Ils s’arrêtèrent, épuisés. Un sifflement fusait de quelque part, le léger sifflement qui sort d’un bec de gaz mal fermé. Ayant écouté, ils se rendirent compte que cela venait d’en haut.

Le supplice commençait. Patrice chuchota :

— Il y en a pour une demi-heure, une heure au plus.

Elle avait repris conscience d’elle-même, et elle répondit :

— Soyons courageux, Patrice.

— Ah ! si j’étais seul ! mais toi, ma pauvre Coralie…

Elle dit à voix très basse :

— On ne souffre pas.

— Tu souffriras, toi qui es si faible !

— On souffre d’autant moins qu’on est faible. Et puis, je le sais, nous ne souffrirons pas, mon Patrice.

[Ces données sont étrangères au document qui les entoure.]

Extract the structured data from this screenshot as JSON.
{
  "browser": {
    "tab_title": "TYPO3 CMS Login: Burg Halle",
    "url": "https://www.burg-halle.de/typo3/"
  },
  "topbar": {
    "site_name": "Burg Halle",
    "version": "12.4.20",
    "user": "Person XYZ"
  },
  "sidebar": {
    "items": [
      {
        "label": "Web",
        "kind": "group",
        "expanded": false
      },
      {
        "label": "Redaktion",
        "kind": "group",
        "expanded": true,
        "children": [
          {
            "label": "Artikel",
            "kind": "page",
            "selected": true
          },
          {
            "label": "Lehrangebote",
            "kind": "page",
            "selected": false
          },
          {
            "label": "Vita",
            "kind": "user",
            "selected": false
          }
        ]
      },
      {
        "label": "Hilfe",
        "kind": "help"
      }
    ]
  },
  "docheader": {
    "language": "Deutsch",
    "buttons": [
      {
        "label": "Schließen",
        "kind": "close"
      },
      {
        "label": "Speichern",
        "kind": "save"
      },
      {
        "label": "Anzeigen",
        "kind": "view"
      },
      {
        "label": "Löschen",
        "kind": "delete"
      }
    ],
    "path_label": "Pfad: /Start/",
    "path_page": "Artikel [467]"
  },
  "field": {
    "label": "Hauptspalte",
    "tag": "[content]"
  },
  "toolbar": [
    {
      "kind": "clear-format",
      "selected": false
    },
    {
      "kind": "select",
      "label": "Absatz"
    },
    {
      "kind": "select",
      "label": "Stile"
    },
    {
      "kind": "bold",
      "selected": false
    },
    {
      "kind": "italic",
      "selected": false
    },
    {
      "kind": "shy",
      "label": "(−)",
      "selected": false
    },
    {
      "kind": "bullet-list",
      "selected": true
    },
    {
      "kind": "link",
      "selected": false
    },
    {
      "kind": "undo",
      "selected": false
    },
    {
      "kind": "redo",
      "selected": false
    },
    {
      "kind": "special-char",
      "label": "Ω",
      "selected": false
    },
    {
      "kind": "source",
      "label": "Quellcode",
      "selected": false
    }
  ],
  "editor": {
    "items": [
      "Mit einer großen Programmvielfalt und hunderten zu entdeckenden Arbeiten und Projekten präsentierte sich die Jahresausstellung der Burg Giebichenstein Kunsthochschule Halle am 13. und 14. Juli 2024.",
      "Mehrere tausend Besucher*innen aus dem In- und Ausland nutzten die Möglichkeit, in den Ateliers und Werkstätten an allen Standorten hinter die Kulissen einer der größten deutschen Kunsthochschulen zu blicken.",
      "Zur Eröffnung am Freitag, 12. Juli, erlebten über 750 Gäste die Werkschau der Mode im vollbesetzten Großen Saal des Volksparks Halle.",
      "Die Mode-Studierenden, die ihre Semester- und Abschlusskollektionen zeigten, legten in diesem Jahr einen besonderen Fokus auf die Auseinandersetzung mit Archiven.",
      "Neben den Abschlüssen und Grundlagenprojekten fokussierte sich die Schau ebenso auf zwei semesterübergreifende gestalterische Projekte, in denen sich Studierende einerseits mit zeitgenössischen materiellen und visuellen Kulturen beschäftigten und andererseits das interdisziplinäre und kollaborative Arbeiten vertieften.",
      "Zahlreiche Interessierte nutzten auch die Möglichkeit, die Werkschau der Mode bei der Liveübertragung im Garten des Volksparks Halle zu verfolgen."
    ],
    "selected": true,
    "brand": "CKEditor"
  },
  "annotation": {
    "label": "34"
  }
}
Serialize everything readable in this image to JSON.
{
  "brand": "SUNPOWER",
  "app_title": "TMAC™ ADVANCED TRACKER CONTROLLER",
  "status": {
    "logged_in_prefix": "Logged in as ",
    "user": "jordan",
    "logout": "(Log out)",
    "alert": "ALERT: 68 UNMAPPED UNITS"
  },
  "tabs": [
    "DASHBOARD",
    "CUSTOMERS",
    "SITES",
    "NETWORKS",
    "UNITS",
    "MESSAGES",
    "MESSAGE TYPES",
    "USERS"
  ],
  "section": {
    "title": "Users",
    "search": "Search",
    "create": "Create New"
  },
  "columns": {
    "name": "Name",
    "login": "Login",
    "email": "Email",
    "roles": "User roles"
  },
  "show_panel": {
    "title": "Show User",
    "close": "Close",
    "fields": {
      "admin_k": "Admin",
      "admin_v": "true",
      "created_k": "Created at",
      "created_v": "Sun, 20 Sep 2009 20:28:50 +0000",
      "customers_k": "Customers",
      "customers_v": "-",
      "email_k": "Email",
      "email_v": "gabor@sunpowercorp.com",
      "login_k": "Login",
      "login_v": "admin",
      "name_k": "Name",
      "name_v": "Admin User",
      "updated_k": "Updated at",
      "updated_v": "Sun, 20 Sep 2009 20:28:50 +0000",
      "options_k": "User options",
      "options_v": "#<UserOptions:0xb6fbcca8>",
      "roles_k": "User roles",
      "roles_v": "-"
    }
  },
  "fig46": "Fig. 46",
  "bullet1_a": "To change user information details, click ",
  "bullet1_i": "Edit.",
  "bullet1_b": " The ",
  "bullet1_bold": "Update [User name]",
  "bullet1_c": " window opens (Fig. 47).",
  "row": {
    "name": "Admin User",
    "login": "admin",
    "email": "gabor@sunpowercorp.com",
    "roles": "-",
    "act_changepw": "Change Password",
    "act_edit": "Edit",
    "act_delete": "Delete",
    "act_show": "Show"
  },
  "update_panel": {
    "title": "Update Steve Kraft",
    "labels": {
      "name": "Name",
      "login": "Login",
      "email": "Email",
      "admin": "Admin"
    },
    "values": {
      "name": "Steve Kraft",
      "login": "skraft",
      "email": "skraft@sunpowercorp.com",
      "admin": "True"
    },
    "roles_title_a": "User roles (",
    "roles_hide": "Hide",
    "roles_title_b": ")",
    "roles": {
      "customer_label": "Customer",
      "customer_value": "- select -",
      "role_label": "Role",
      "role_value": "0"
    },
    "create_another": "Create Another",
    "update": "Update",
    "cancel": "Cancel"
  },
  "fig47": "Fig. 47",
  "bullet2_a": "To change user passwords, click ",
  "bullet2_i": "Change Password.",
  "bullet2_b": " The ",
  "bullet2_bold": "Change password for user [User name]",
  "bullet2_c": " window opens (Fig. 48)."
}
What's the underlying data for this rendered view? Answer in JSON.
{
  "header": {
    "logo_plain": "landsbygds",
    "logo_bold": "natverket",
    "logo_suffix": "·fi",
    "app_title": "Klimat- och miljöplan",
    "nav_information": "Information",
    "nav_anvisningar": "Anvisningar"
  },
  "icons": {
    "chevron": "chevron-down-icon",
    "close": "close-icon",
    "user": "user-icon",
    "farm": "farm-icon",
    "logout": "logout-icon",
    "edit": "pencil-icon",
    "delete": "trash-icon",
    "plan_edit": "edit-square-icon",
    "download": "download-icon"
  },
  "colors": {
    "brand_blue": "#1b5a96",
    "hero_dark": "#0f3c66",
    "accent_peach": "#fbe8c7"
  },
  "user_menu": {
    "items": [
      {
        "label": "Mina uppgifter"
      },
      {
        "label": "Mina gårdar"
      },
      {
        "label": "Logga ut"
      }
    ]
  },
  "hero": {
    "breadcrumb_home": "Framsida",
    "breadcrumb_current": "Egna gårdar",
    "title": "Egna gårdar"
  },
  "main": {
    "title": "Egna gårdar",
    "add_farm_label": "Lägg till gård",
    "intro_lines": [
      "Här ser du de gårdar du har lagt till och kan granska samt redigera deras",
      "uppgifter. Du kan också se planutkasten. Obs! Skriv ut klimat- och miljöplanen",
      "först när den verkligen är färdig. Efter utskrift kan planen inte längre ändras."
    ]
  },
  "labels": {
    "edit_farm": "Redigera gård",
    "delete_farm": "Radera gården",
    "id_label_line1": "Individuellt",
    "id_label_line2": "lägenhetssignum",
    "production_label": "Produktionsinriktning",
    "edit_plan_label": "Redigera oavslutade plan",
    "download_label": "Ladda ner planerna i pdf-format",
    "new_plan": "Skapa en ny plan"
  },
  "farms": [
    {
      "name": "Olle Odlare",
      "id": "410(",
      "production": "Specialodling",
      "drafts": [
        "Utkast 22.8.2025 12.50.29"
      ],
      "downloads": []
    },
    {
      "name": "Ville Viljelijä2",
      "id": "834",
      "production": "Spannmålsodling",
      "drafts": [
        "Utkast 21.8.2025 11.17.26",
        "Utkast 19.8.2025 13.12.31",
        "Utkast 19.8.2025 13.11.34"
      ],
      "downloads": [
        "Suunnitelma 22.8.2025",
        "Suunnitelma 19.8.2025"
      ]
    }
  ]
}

Elle semblait tout à coup si sereine qu’à son tour il fut empli d’une grande paix.

Ils se turent, les doigts toujours entrelacés, assis sur un large divan. Ils s’imprégnaient peu à peu du grand calme qui se dégage des événements que l’on considère pour ainsi dire comme accomplis et qui est de la résignation, de la soumission aux forces supérieures. Des natures comme les leurs ne se révoltent plus lorsque l’ordre du destin est manifeste, et qu’il n’y a plus qu’à obéir et à prier.

Elle entoura le cou de Patrice et prononça :

— Devant Dieu, tu es mon fiancé. Qu’il nous accueille comme il accueillerait deux époux.